Disclaimer: this information does not constitute legal advice. Please contact a lawyer or the BP Settlement administrator for information regarding your claim.

This post is a follow up to the Blog Post I recently wrote on Silicon Bayou News regarding BP claims for start-up companies…

To determine the amount of a potential Start-Up claim, a Start-Up business can use the following rough guide to conduct its own estimate. But you should absolutely either consult a professional about your particular claim or make sure you carefully follow the actual BP Settlement framework if you are going to handle your own claim from start to finish.

 

  1. Determine Expected Profit/Loss. You can do this a few different ways:
    1. Take your actual revenues and actual variable costs for three consecutive months (you choose) post-spill time period, between May 2011 and April 2012, corresponding to the months of the Compensation Period (any three or more consecutive months between May 2010 and April 2011) that serves as the basis for estimating the claimant’s Expected Profit during 2010.
    2. Establish expected revenue and costs using financial projections, business plans or private placement memos that you submitted to investors.
    3. The expected revenue is (roughly) the difference between your expected revenues and expected costs.
    4. Determine Actual Profit/Loss.
      1. Actual Profit/Loss generated over the Compensation Period will be calculated as the difference between (i) the claimant’s actual revenues and (ii) the claimant’s actual variable costs, both for the three or more consecutive months between May 2010 and April 2011 (the Compensation Period).
      2. Actual revenue and actual Variable Costs will exclude any one-time nonoperating income/expenses, so you will focus on “fixed costs” or expenses.
      3. Calculation of Claimant Compensation
        1. Calculate the claimant’s Base Compensation Loss as the difference between (i) claimant’s Expected Profit/Loss and (ii) the claimant’s Actual Profit/Loss generated over the Compensation Period.
        2. Apply the agreed-upon “multiplier” that is part of the BP Settlement.
        3. Deduct any payments received by the claimant from BP or the GCCF pursuant to BP’s OPA claims process, any VoO Settlement Payment Offset and VoO Earned Income Offset, where applicable.

 

Now that you have done all of that, you will have to figure out “causation”—that is, showing that the spill caused your losses.

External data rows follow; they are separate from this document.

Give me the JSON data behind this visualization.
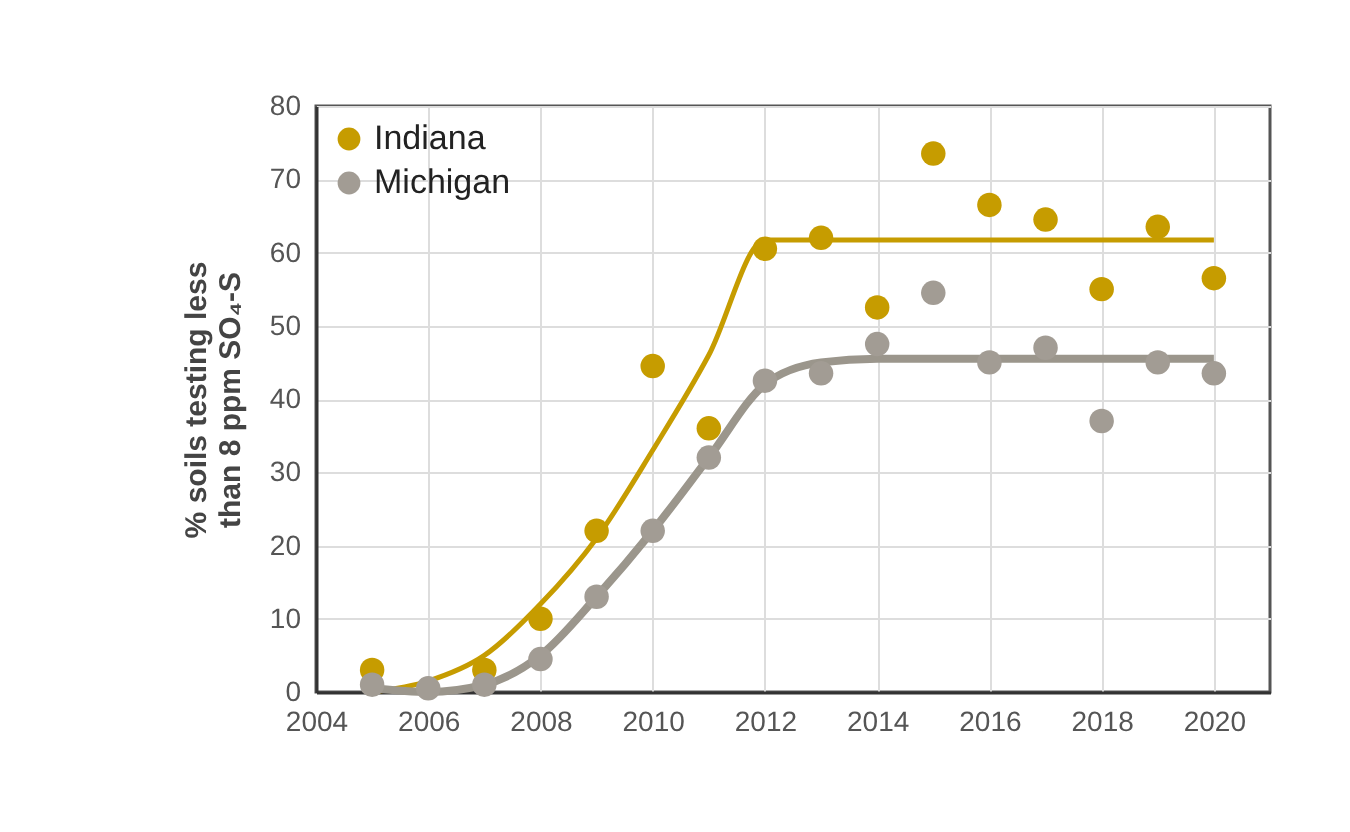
{
  "chart_data": {
    "type": "scatter",
    "ylabel": "% soils testing less than 8 ppm SO₄-S",
    "x": [
      2005,
      2006,
      2007,
      2008,
      2009,
      2010,
      2011,
      2012,
      2013,
      2014,
      2015,
      2016,
      2017,
      2018,
      2019,
      2020
    ],
    "series": [
      {
        "name": "Indiana",
        "color": "#c69c00",
        "marker": "circle",
        "values": [
          3,
          null,
          3,
          10,
          22,
          44.5,
          36,
          60.5,
          62,
          52.5,
          73.5,
          66.5,
          64.5,
          55,
          63.5,
          56.5
        ]
      },
      {
        "name": "Michigan",
        "color": "#a29c94",
        "marker": "circle",
        "values": [
          1,
          0.5,
          1,
          4.5,
          13,
          22,
          32,
          42.5,
          43.5,
          47.5,
          54.5,
          45,
          47,
          37,
          45,
          43.5
        ]
      },
      {
        "type": "line",
        "color": "#c69c00",
        "marker": "none",
        "x": [
          2005,
          2006,
          2007,
          2008,
          2009,
          2010,
          2011,
          2012,
          2020
        ],
        "values": [
          0,
          1.5,
          5,
          12,
          21,
          33,
          46,
          61.7,
          61.7
        ]
      },
      {
        "type": "line",
        "color": "#9b968c",
        "marker": "none",
        "x": [
          2005,
          2006,
          2007,
          2008,
          2009,
          2010,
          2011,
          2012,
          2013,
          2014,
          2020
        ],
        "values": [
          0.5,
          0,
          1,
          5,
          13,
          22,
          32,
          42,
          45,
          45.5,
          45.5
        ]
      }
    ],
    "xlim": [
      2004,
      2021
    ],
    "xticks": [
      2004,
      2006,
      2008,
      2010,
      2012,
      2014,
      2016,
      2018,
      2020
    ],
    "ylim": [
      0,
      80
    ],
    "yticks": [
      0,
      10,
      20,
      30,
      40,
      50,
      60,
      70,
      80
    ],
    "grid": true,
    "legend": "top left",
    "line_style": "solid"
  }
}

That also involves several steps:

 

  1. Determine if Causation is Presumed for Your Business—if your Start-Up is in Zone A, B, or C, then you follow certain rough guidelines under the BP Settlement:
    1. If your Start-Up is a Start-up in Zone A that is not (i) excluded pursuant to the exception agreed to by the parties, (ii) a failed business, (iii) a business or individual excluded from the “economic class” definition, or (iv) involved with seafood, then you might not required to provide any evidence of causation.
    2. If your Start-Up is seafood or maritime related, you may be entitled to a presumption of causation with evidence—consult the BP Settlement framework.
    3. Causation Requirements for Start-Up Businesses in Zones B & C other than the above:
      1. If in Zone B, an increase of an aggregate of 8.5% or more in total revenues over a period of three consecutive months from May 2011 to April 2012 compared to the same months from May 2010 to April 2011 as selected by the claimant;
      2. If in Zone C, an increase of an aggregate of 10% or more in total revenues over a period of three consecutive months from May 2011 to April 2012 compared to the same months from May 2010 to April 2011 as selected by the claimant;
      3. AND

i.      For business claimants that have customers in Zones A-C, the claimant demonstrates proof of an aggregate of 10% increase in the share of total revenue generated by customers located in Zones A-C over the same period of three consecutive months from May 2011 to April 2012 as selected by the claimant for the upturn revenue pattern as identified in § 2.a compared to the same three consecutive month period from May 2010 to April 2011;

OR

ii.      For all other non-seafood related Start-Ups, evidence of oil spill-related cancellations by customers or that investors, lenders, etc. cancelled obligations or failed to provide capital because of the oil spill.